Alguien alguna vez me habló de los pensamientos circulares. Algo parecido a aquello de "la pescadilla que se muerde la cola". Pensamientos paralizantes entre los que uno consume las horas del día y de su vida tratando de encontrar respuestas que no existen, salidas tapiadas.

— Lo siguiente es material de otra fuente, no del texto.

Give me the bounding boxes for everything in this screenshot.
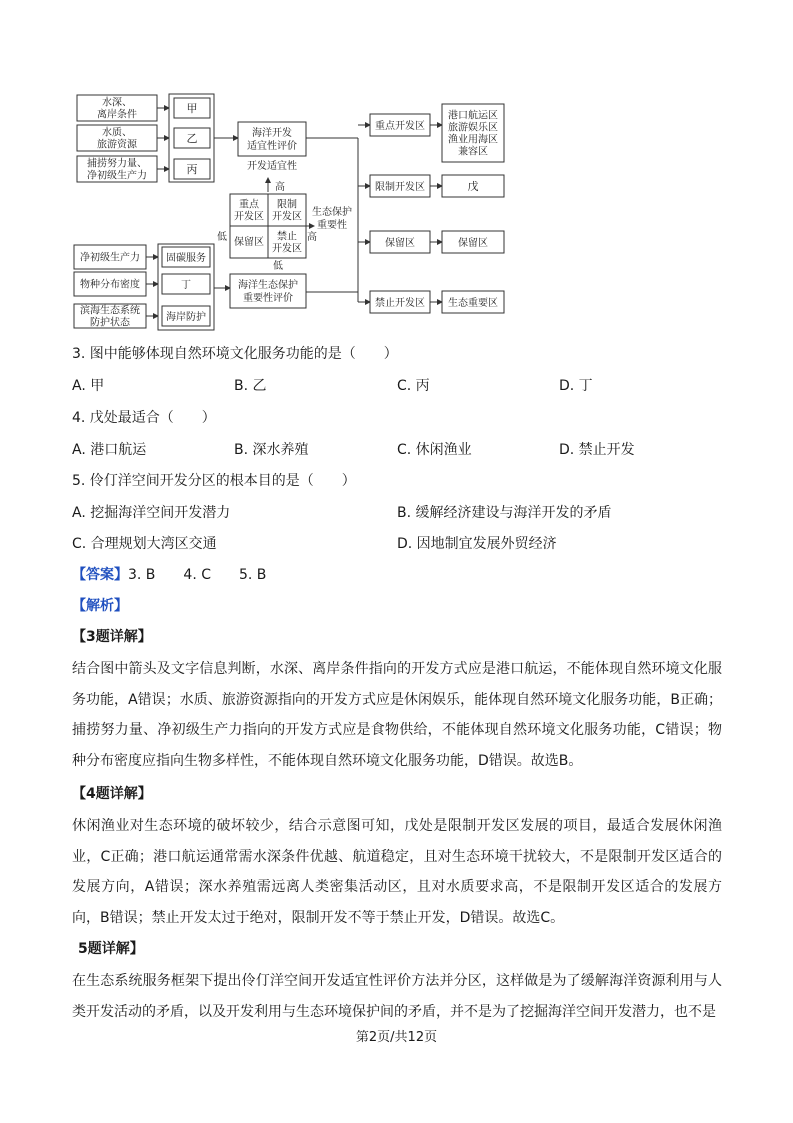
eco-axis-label-line1: 重要性 <box>317 220 347 231</box>
dev-eval-text-line1: 适宜性评价 <box>247 141 297 152</box>
detail-4-body: 休闲渔业对生态环境的破坏较少，结合示意图可知，戊处是限制开发区发展的项目，最适合发展休闲渔业，C正确；港口航运通常需水深条件优越、航道稳定，且对生态环境干扰较大，不是限制开发区适合的发展方向，A错误；深水养殖需远离人类密集活动区，且对水质要求高，不是限制开发区适合的发展方向，B错误；禁止开发太过于绝对，限制开发不等于禁止开发，D错误。故选C。 <box>72 818 722 926</box>
eco-eval-text-line0: 海洋生态保护 <box>238 280 298 291</box>
dev-suit-label: 开发适宜性 <box>247 161 297 172</box>
zone-label: 保留区 <box>385 238 415 249</box>
result-0-text-line3: 兼容区 <box>458 146 488 158</box>
top-input-text-line1: 离岸条件 <box>97 109 137 121</box>
q5-stem: 5. 伶仃洋空间开发分区的根本目的是（ ） <box>72 473 356 489</box>
q5-option-b: B. 缓解经济建设与海洋开发的矛盾 <box>397 505 612 521</box>
matrix-cell-tr-line0: 限制 <box>277 199 297 211</box>
result-1-text: 戊 <box>467 180 479 193</box>
axis-low-bottom: 低 <box>273 261 283 272</box>
result-0-text-line0: 港口航运区 <box>448 110 498 122</box>
top-input-text-line0: 水深、 <box>102 97 132 109</box>
zone-label: 限制开发区 <box>375 182 425 193</box>
q3-option-b: B. 乙 <box>234 378 267 394</box>
top-service-label: 乙 <box>186 132 198 145</box>
top-input-text-line0: 捕捞努力量、 <box>87 158 147 170</box>
matrix-cell-tr-line1: 开发区 <box>272 211 302 223</box>
q3-stem: 3. 图中能够体现自然环境文化服务功能的是（ ） <box>72 346 398 362</box>
bottom-input-text-line1: 防护状态 <box>90 317 130 329</box>
matrix-cell-tl-line0: 重点 <box>239 199 259 211</box>
eco-eval-text-line1: 重要性评价 <box>243 293 293 304</box>
q3-option-c: C. 丙 <box>397 378 430 394</box>
answer-line <box>72 566 266 584</box>
bottom-input-text-line0: 物种分布密度 <box>80 279 140 291</box>
ocean-zoning-diagram <box>70 92 510 332</box>
q3-option-a: A. 甲 <box>72 378 105 394</box>
top-input-text-line1: 净初级生产力 <box>87 170 147 182</box>
zone-label: 重点开发区 <box>375 121 425 132</box>
detail-5-title: 5题详解】 <box>78 941 144 957</box>
bottom-service-label: 丁 <box>181 280 191 291</box>
q4-option-c: C. 休闲渔业 <box>397 442 472 458</box>
bottom-service-label: 固碳服务 <box>166 253 206 264</box>
axis-high-right: 高 <box>307 232 317 243</box>
answer-label: 【答案】 <box>72 567 128 583</box>
q5-option-d: D. 因地制宜发展外贸经济 <box>397 536 557 552</box>
matrix-cell-tl-line1: 开发区 <box>234 211 264 223</box>
matrix-cell-br-line0: 禁止 <box>277 231 297 243</box>
q4-stem: 4. 戊处最适合（ ） <box>72 410 216 426</box>
q4-option-b: B. 深水养殖 <box>234 442 309 458</box>
matrix-cell-br-line1: 开发区 <box>272 243 302 255</box>
zone-label: 禁止开发区 <box>375 298 425 309</box>
matrix-cell-bl: 保留区 <box>234 237 264 248</box>
detail-4-title: 【4题详解】 <box>72 786 152 802</box>
bottom-input-text-line0: 净初级生产力 <box>80 252 140 264</box>
top-service-label: 甲 <box>186 102 198 115</box>
result-0-text-line1: 旅游娱乐区 <box>448 122 498 134</box>
top-input-text-line0: 水质、 <box>102 127 132 139</box>
page-footer: 第2页/共12页 <box>355 1030 438 1045</box>
analysis-label: 【解析】 <box>72 598 128 614</box>
axis-low-left: 低 <box>217 232 227 243</box>
result-2-text: 保留区 <box>458 238 488 249</box>
q4-option-a: A. 港口航运 <box>72 442 147 458</box>
q4-option-d: D. 禁止开发 <box>559 442 635 458</box>
result-0-text-line2: 渔业用海区 <box>448 134 498 146</box>
answer-text: 3. B 4. C 5. B <box>128 567 267 583</box>
detail-5-body: 在生态系统服务框架下提出伶仃洋空间开发适宜性评价方法并分区，这样做是为了缓解海洋资源利用与人类开发活动的矛盾，以及开发利用与生态环境保护间的矛盾，并不是为了挖掘海洋空间开发潜力，也不是 <box>72 973 722 1020</box>
detail-3-body: 结合图中箭头及文字信息判断，水深、离岸条件指向的开发方式应是港口航运，不能体现自然环境文化服务功能，A错误；水质、旅游资源指向的开发方式应是休闲娱乐，能体现自然环境文化服务功能，B正确；捕捞努力量、净初级生产力指向的开发方式应是食物供给，不能体现自然环境文化服务功能，C错误；物种分布密度应指向生物多样性，不能体现自然环境文化服务功能，D错误。故选B。 <box>72 661 722 769</box>
bottom-service-label: 海岸防护 <box>166 312 206 323</box>
top-service-label: 丙 <box>186 163 198 176</box>
eco-axis-label-line0: 生态保护 <box>312 207 352 218</box>
dev-eval-text-line0: 海洋开发 <box>252 128 292 139</box>
detail-3-title: 【3题详解】 <box>72 629 152 645</box>
result-3-text: 生态重要区 <box>448 298 498 309</box>
axis-high-top: 高 <box>275 182 285 193</box>
q3-option-d: D. 丁 <box>559 378 593 394</box>
q5-option-a: A. 挖掘海洋空间开发潜力 <box>72 505 231 521</box>
top-input-text-line1: 旅游资源 <box>97 139 137 151</box>
q5-option-c: C. 合理规划大湾区交通 <box>72 536 217 552</box>
bottom-input-text-line0: 滨海生态系统 <box>80 305 140 317</box>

Yo no soy psicóloco ni creo que pudiera serlo pero en aquél momento le dije a aquella persona que yo creía que una forma de no terminar pensando siempre en los mismos temas sin salida ni solución aparente era tener la mente ocupada en otras cosas que actuaran de barrera e impidieran cerrar de nuevo el círculo. O al menos, así tardaría más en cerrarlo. Yo no sé si le funcionó o no, porque creo que finalmente acudió a profesionales de la materia, y ayudado de otras técnicas a día de hoy sus ojos vuelven a brillar, afortunadamente.
Y ahora llega el momento en el que uno mismo, el que osó a dar consejos sobre la forma de actuar de otra persona, se ve en una situación parecida, puede que con sus niveles de serotonina por los suelos... ¡Ay amigo! ¡Te doy consejos que para mí no quiero!
¿Por qué nos cuesta tan poco hablar, aconsejar sin prudencia alguna, y tanto aplicarnos luego el cuento?
Tengo que empezar a poner barreras a mis pensamientos circulares. Y lo voy a conseguir. Quiera o no tiene que volver el brillo a mis ojos, a mi sonrisa y retornar a lo que he sido siempre.